Pada hakikatnya, kemajuan teknologi informasi memberikan kemudahan bagi manusia untuk memperoleh beragam informasi yang dibutuhkan. Namun, berhubung mental para penggunnya sebagian belum siap maka memunculkan kekhawatiran, maklum saja separo lebih penggunya adalah para remaja. Ketidaksiapan mental para penggunanya yang sebagian para remaja ditunjukkan dengan akses-akses sampah yang lebih dominan, salah satunya adalah untuk mengakses konten-konten pornografi. Padahal dengan kondisi psikis remaja yang masih fluktuatif, tentu penggunaan nilai atau norma masih lemah, sehingga kecenderungan lahirnya imitasi perilaku peluangnya cukup besar.

Setidaknya kekhawatiran itu tercermin dari survey yang dilakukan oleh BKKBN (Badan Kependudukan dan Keluarga Berencana Nasional) yang menyatakan bahwa separuh dari remaja perempuan di kota besar khususnya Jabotabek kehilangan keperawanan atau sudah pernah melakukan hubungan seks pra-nikah, dan tidak sedikit pula di antara mereka yang hamil di luar nikah.
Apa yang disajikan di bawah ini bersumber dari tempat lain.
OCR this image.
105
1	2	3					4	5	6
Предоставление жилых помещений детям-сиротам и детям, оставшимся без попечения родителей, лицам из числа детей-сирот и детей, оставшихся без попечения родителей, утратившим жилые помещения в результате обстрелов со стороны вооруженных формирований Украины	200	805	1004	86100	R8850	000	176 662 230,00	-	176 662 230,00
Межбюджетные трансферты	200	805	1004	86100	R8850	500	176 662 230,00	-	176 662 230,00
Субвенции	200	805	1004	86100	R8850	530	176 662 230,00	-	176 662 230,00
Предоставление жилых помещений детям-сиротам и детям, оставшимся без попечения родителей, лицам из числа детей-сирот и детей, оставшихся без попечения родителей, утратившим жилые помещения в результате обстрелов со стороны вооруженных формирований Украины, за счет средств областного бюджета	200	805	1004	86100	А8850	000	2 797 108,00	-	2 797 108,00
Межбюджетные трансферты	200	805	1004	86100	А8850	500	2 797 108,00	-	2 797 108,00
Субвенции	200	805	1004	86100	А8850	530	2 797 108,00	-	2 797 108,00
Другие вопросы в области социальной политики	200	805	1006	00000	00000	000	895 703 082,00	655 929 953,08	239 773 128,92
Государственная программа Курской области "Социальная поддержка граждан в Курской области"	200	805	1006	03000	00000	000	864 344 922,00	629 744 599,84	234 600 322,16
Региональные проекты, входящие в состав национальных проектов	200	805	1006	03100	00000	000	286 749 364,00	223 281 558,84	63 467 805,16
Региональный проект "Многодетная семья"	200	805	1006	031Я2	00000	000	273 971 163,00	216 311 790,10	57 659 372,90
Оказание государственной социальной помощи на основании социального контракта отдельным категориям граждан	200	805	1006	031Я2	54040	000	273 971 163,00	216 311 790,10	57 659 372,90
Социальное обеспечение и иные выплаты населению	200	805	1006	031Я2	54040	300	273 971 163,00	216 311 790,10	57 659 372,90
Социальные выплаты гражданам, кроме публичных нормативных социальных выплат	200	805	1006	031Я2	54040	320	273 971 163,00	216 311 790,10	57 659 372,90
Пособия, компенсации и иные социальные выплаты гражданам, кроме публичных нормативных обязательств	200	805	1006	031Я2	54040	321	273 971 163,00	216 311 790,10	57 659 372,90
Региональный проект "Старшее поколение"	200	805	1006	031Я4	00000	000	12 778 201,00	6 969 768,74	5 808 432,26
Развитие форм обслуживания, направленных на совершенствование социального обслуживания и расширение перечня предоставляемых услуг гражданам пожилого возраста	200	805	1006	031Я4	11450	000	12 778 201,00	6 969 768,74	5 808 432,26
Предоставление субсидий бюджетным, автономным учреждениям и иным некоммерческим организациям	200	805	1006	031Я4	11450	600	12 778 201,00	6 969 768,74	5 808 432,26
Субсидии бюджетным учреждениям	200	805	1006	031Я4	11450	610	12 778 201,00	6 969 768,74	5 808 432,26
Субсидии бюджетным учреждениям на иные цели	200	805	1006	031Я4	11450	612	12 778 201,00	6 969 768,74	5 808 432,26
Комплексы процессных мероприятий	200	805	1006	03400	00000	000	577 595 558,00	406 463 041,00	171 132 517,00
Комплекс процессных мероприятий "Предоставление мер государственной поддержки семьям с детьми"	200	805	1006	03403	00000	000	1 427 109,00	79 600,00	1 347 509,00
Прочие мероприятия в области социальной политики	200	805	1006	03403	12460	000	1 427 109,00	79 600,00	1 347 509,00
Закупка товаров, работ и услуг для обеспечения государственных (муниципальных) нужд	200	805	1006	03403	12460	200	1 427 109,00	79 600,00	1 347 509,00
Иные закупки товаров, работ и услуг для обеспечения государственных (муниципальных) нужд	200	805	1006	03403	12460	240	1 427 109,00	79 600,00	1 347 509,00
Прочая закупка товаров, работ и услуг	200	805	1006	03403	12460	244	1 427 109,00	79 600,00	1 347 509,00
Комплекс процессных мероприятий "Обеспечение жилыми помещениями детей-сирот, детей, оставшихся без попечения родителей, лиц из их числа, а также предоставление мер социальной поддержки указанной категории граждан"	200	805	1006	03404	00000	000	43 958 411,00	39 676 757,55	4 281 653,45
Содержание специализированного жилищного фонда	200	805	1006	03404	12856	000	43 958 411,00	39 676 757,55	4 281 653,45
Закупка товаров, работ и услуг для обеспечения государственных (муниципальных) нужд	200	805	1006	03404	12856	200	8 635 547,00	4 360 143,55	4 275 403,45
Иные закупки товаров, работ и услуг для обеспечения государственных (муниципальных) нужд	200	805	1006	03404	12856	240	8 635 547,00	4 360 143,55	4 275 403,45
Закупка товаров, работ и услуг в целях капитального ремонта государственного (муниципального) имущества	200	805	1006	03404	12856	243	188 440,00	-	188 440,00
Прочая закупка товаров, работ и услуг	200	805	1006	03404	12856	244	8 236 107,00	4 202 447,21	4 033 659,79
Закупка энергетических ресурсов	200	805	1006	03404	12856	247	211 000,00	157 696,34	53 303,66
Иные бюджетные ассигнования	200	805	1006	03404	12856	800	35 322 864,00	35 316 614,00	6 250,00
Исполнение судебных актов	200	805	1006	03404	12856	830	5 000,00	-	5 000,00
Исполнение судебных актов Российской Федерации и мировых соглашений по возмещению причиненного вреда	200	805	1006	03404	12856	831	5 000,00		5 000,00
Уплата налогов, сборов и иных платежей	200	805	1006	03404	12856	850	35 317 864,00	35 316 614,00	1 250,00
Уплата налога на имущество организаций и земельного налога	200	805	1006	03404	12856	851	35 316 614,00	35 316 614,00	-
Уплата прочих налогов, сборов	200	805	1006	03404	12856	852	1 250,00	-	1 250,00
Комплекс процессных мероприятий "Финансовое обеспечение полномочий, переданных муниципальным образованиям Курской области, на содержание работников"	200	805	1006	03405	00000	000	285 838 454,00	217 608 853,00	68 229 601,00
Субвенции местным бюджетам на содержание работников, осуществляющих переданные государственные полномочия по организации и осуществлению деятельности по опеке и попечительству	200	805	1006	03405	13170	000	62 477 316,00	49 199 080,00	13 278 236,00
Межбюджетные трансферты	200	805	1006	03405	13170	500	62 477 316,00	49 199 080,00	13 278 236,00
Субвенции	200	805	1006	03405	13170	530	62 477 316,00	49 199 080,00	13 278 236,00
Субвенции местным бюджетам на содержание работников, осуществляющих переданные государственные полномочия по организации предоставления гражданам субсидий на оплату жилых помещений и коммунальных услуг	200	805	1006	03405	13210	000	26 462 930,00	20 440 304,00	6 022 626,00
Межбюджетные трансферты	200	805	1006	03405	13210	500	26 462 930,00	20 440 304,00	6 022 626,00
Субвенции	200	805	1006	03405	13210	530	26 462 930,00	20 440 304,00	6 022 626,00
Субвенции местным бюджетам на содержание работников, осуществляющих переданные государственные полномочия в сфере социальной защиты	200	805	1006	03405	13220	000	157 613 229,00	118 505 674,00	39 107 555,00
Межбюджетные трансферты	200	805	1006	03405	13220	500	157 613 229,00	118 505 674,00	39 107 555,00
Rentang usia yang melakukan seks pra-nikah di kalangan remaja di perkotaan berkisar antara 13-18 tahun. Di wilayah lain di Indonesia seperti Surabaya, remaja perempuan yang sudah kehilangan keperawanan mencapai 54%, Bandung 47% dan Medan 52%. Data fenomenal ini dikumpulkan Badan Kependudukan dan Keluarga Berencana Nasional (BKKBN) sepanjang kurun waktu tahun 2010.

Sebagai Negara yang memiliki populasi Islam terbesar se-dunia, data di atas cukup  membuat miris/sedih semua kalangan. Fakta ini harus dipastikan sebagai ancaman, warning dan juga alarm serius yang dapat menghancurkan masa depan bangsa, sebab mereka adalah calon-calon pemimpin masa depan. Lebih dari itu, bukan tidak mungkin pengaruh ini akan menular sampai ke remaja-remaja di pedesaan termasuk di daerah yang kita cintai di Kecamatan Gembong. Untuk itu, semua pihak harus ikut merenungkan sekaligus melakukan upaya preventif (pencegahan) agar bencana besar (seks bebas) degradasi moral tersebut tidak sampai menjalar ke mana-mana.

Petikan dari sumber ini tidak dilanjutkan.